Mondial 2026 : qui gagne vraiment quand l'Afrique envoie dix sélections ?



Dix sélections africaines au Mondial, cela n'était jamais arrivé. Pour le coup, les dix fédérations peuvent se féliciter de leurs primes FIFA revues à la hausse, à raison de 12,5 millions garantis par équipe. Autant dire que le montant est historique pour le Maroc, le Sénégal, la Côte d'Ivoire et la RD Congo. Pour autant, ces primes versées aux fédérations restent modestes lorsqu'on les rapporte aux 11 milliards de dollars que la FIFA prévoit d'encaisser sur le cycle 2023-2026 (la période financière de quatre ans entre deux Coupes du monde). D'autres acteurs, positionnés le long de la chaîne de valeur, en ressortent également gagnants.
 
Les clubs européens, de bien discrets gagnants  

Chaque fois qu'une fédération convoque un joueur pour le Mondial, son club employeur reçoit une indemnité d'environ 9 200 euros par jour, via le FIFA Club Benefits Programme. Il s'agit du fonds qui indemnise les clubs libérant leurs joueurs pour les sélections nationales.
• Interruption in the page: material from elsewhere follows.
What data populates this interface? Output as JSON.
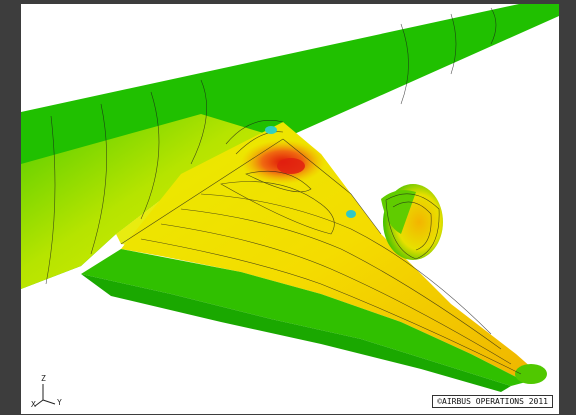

Pour le Mondial 2026, son enveloppe totale atteint 355 millions de dollars, en hausse de 70 % par rapport au Qatar. Ainsi, un international africain qui atteint la finale génère à lui seul près de 495 000 euros pour son club. Or une bonne part des internationaux africains évoluent en Premier League, en Ligue 1 ou en Liga.
 

Les compensations remontent donc mécaniquement vers l'Europe. Le mécanisme de solidarité FIFA, qui reverse 5 % des indemnités de transfert aux clubs formateurs, ne couvre pas ces primes de compétition. En théorie, les académies d'Abidjan, de Dakar ou de Casablanca n'en perçoivent donc qu'une très faible part.
 
Opérateurs et diffuseurs concentrent les flux les plus importants  

Avant d'être le maillon qui relie ces dix participations au public, les diffuseurs doivent verser des droits télévisuels à la FIFA, qui représentent le premier poste de revenus de l'instance : 4,26 milliards de dollars sur le cycle actuel.
 

En Afrique subsaharienne, c'est le togolais New World TV qui détient l'exclusivité et revend une partie de ses droits à Canal+ Afrique, dont le parc dépasse désormais huit millions d'abonnés depuis le rachat du sud-africain MultiChoice (premier opérateur de télévision payante du continent) l'an passé. Au Sénégal, la RTS diffuse en clair une partie des rencontres.
 

À côté des diffuseurs, il y a les opérateurs de paris sportifs. À l'approche de chaque journée de matchs, les plateformes ouest-africaines activent des offres personnalisées, dont la plus répandue est le freebet . Pour en bénéficier, le parieur doit placer un coupon combinant au moins trois pronostics, chacun à une cote minimale de 1.4 par exemple (autrement dit, aucun résultat considéré comme trop prévisible).
 

Le montant du freebet varie ensuite par paliers selon la mise initiale (par exemple de 2 000 à 250 000 francs guinéens) ; il est valable quelques jours et seuls les gains nets sont reversés. C'est un outil de bienvenue classique en période de grand tournoi, qui prend de l'ampleur à mesure que l'audience grandit.
 
PUMA et les autres équipementiers  

Les plus visibles, mais pas moins gagnants, sont les équipementiers. PUMA habille cinq des dix sélections africaines qualifiées (Maroc, Sénégal, Ghana, Côte d'Ivoire, Égypte), ce qui signifie que la moitié de son portefeuille mondial provient du continent.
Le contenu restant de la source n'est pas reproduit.